# 3de International Bulldog Show Belgium



## Red&BlackPitsKennel (Feb 15, 2007)




----------



## cane76 (Aug 16, 2006)

Looks like a fun show,i like the events.Something similar in a america[usa] would be fun!


----------



## RonnyMc "Jaymo's Dad" (Aug 7, 2008)

Looks like crazy fun. this thread reminded me of this video... cool stuff. 




I'm sure everyone has seen that before, but just in case.


----------



## dan'sgrizz (Oct 22, 2008)

DAMN THAT IS SICK! The states needs a working pit bull show!


----------



## Red&BlackPitsKennel (Feb 15, 2007)

yes it is very funny
all people stay for camping on the show for 3 day's
we make party all the weekend.
you guy's must come over here


----------



## BedlamBully (Jun 6, 2008)

Looks like fun.
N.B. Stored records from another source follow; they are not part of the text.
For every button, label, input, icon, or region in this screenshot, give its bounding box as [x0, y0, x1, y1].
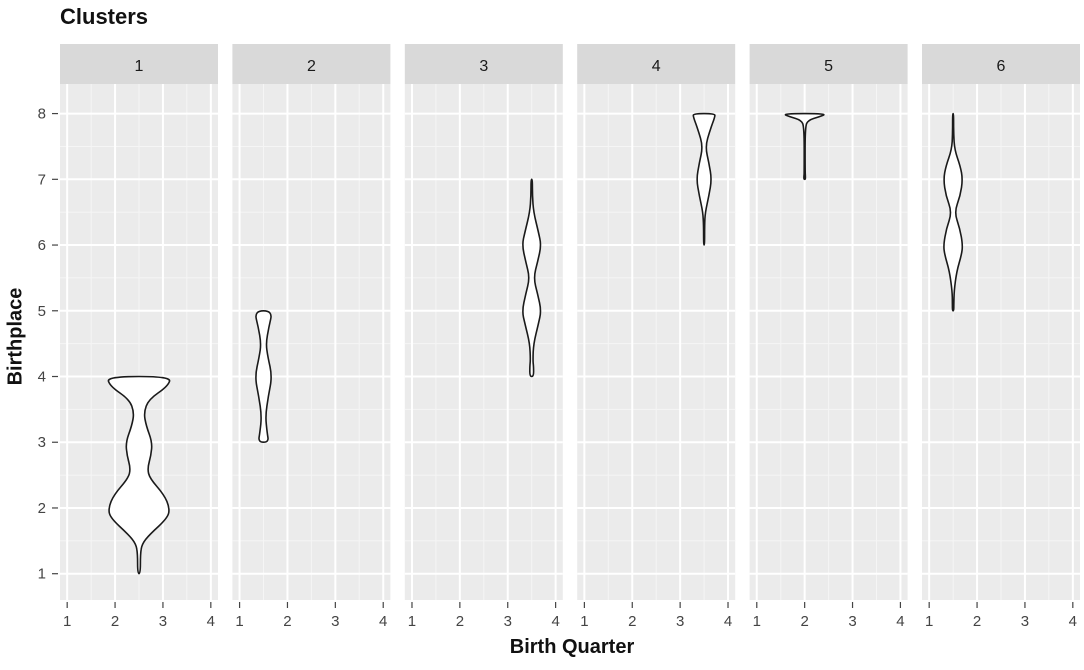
facet-panel-1: 1 1 2 3 4	[60, 44, 218, 630]
x-tick-label: 4	[379, 613, 387, 630]
x-tick-label: 1	[235, 613, 243, 630]
y-tick-label: 6	[38, 237, 46, 254]
x-tick-label: 3	[676, 613, 684, 630]
facet-strip	[577, 44, 736, 84]
violin-shape-4	[692, 112, 716, 246]
y-tick-label: 1	[38, 566, 46, 583]
x-tick-label: 3	[504, 613, 512, 630]
x-tick-label: 2	[973, 613, 981, 630]
facet-strip	[749, 44, 908, 84]
x-axis-title: Birth Quarter	[509, 636, 635, 658]
y-tick-label: 3	[38, 434, 46, 451]
x-tick-label: 3	[331, 613, 339, 630]
violin-shape-3	[522, 178, 542, 378]
x-tick-label: 2	[456, 613, 464, 630]
facet-panel-4: 4 1 2 3 4	[577, 44, 736, 630]
y-axis-title: Birthplace	[4, 287, 27, 386]
x-tick-label: 1	[63, 613, 71, 630]
violin-shape-6	[943, 112, 964, 312]
facet-panel-3: 3 1 2 3 4	[404, 44, 563, 630]
facet-strip-label: 6	[997, 58, 1006, 75]
facet-strip-label: 4	[652, 58, 661, 75]
x-tick-label: 1	[408, 613, 416, 630]
x-tick-label: 3	[1021, 613, 1029, 630]
chart-title: Clusters	[60, 4, 149, 29]
x-tick-label: 2	[111, 613, 119, 630]
x-tick-label: 2	[800, 613, 808, 630]
violin-shape-1	[107, 375, 171, 575]
facet-strip-label: 5	[824, 58, 833, 75]
violin-shape-2	[255, 310, 272, 443]
x-tick-label: 4	[551, 613, 559, 630]
facet-panel-5: 5 1 2 3 4	[749, 44, 908, 630]
y-tick-label: 5	[38, 303, 46, 320]
x-tick-label: 4	[896, 613, 904, 630]
facet-panel-2: 2 1 2 3 4	[232, 44, 391, 630]
x-tick-label: 4	[724, 613, 732, 630]
x-tick-label: 2	[283, 613, 291, 630]
facet-strip	[404, 44, 563, 84]
facet-strip	[922, 44, 1080, 84]
x-tick-label: 1	[753, 613, 761, 630]
x-tick-label: 3	[159, 613, 167, 630]
facet-strip-label: 3	[479, 58, 488, 75]
facet-strip	[60, 44, 218, 84]
facet-strip	[232, 44, 391, 84]
y-tick-label: 7	[38, 171, 46, 188]
x-tick-label: 1	[580, 613, 588, 630]
x-tick-label: 3	[848, 613, 856, 630]
x-tick-label: 2	[628, 613, 636, 630]
x-tick-label: 4	[207, 613, 215, 630]
x-tick-label: 1	[925, 613, 933, 630]
y-tick-label: 2	[38, 500, 46, 517]
y-tick-label: 4	[38, 369, 46, 386]
x-tick-label: 4	[1069, 613, 1077, 630]
facet-panel-6: 6 1 2 3 4	[922, 44, 1080, 630]
facet-strip-label: 2	[307, 58, 316, 75]
facet-strip-label: 1	[135, 58, 144, 75]
violin-shape-5	[784, 112, 825, 181]
y-tick-label: 8	[38, 106, 46, 123]
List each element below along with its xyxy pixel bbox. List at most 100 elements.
I would LOVE to make it to a show out that way it would be a BLAST, its so far though, would probably stress the dogs.


----------



## Red&BlackPitsKennel (Feb 15, 2007)

i go to shows for 4 day's i'm gone from home and do about 4000 km in 1 weekend.


----------



## BedlamBully (Jun 6, 2008)

yeah DRIVING isn't such an issue I can stop and let the dogs out, but from the states we'd have to fly and thats a lot of hours stuck in the cargo belly of a plane lol


----------



## dan'sgrizz (Oct 22, 2008)

yah i hate riding in the cargo belly while the dogs sit up there in first class....sippin champagne. fat cats.


----------



## Nizmo (Jan 15, 2009)

sick video


----------